In the early 1900s, immigrants from Croatia and the Adriatic islands in Dalmatia had followed their older brothers to the Santa Clara Valley, where they bought and farmed fruit and nut orchards. Their children were farming those orchards in the 1950s and 1960s when houses started to fill the area.  Like other Santa Clara farmers, as they sold orchards to developers, they often brought new orchards farther away and set up processing facilities. That’s why you’ll find the 25-year-old Mariani Nut Company, the largest independent nut processor in the world, right in the Bay Area’s backyard, in Winters, in Yolo County. Owned and managed now by the third generation of Marianis- Dennis, Jack and Marty- the company ships millions of pounds of nuts worldwide for over 1,000 California farmers. At one time, says Jack Mariani, part of the walnut crop was held- unsold- to maintain market price.  About a third of California’s walnut crop is handled “old fashioned,” in-shell, for shipment in October and November.  Much of it goes by ship to Northern Europe, where it’s sold during the year-end holidays. The other two-thirds of the crop is shelled, then packaged and sold as walnut meats throughout the year. The biggest market for these shelled nuts is here in the United States.
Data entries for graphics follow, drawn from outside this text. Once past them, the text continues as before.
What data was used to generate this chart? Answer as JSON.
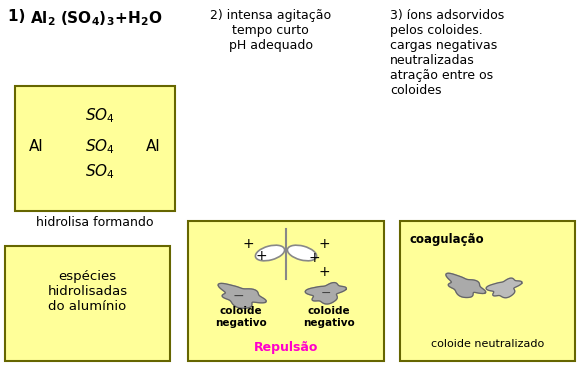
{
  "bg_color": "#ffffff",
  "yellow_box_color": "#ffff99",
  "box_edge_color": "#666600",
  "title2": "2) intensa agitação\ntempo curto\npH adequado",
  "title3": "3) íons adsorvidos\npelos coloides.\ncargas negativas\nneutralizadas\natração entre os\ncoloides",
  "box1_label": "hidrolisa formando",
  "box2_text": "espécies\nhidrolisadas\ndo alumínio",
  "box3_label1": "coloide\nnegativo",
  "box3_label2": "coloide\nnegativo",
  "box3_repulsao": "Repulsão",
  "box4_title": "coagulação",
  "box4_label": "coloide neutralizado",
  "text_color": "#000000",
  "repulsao_color": "#ff00cc",
  "gray_colloid": "#aaaaaa"
}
In the first half of the century, Southern California  and the Stockton area were the state’s major walnut production centers.  Walnut orchards were abundant here, too, on the deeper soils in the valleys of the Bay Area and its outlying counties until swept away by the housing boom of the 1950s and ‘60s. In Contra Costa County, walnuts were planted around Clayton and Brentwood, in the Moraga Valley, in the small valleys around Lafayette, in the Diablo Valley, around Walnut Creek and Concord. The Santa Clara Valley had early plantings of walnuts, with orchards trailing down through Morgan Hill to Hollister. Walnuts have moved north now, out of Southern California and almost out of the Bay Area, forced out by housing development.  Visalia is the significant southern producing area.  The orchards skip up to Stanislaus and San Joaquin counties, then follow the Sacramento and Feather Rivers up to Chico and Red Bluff.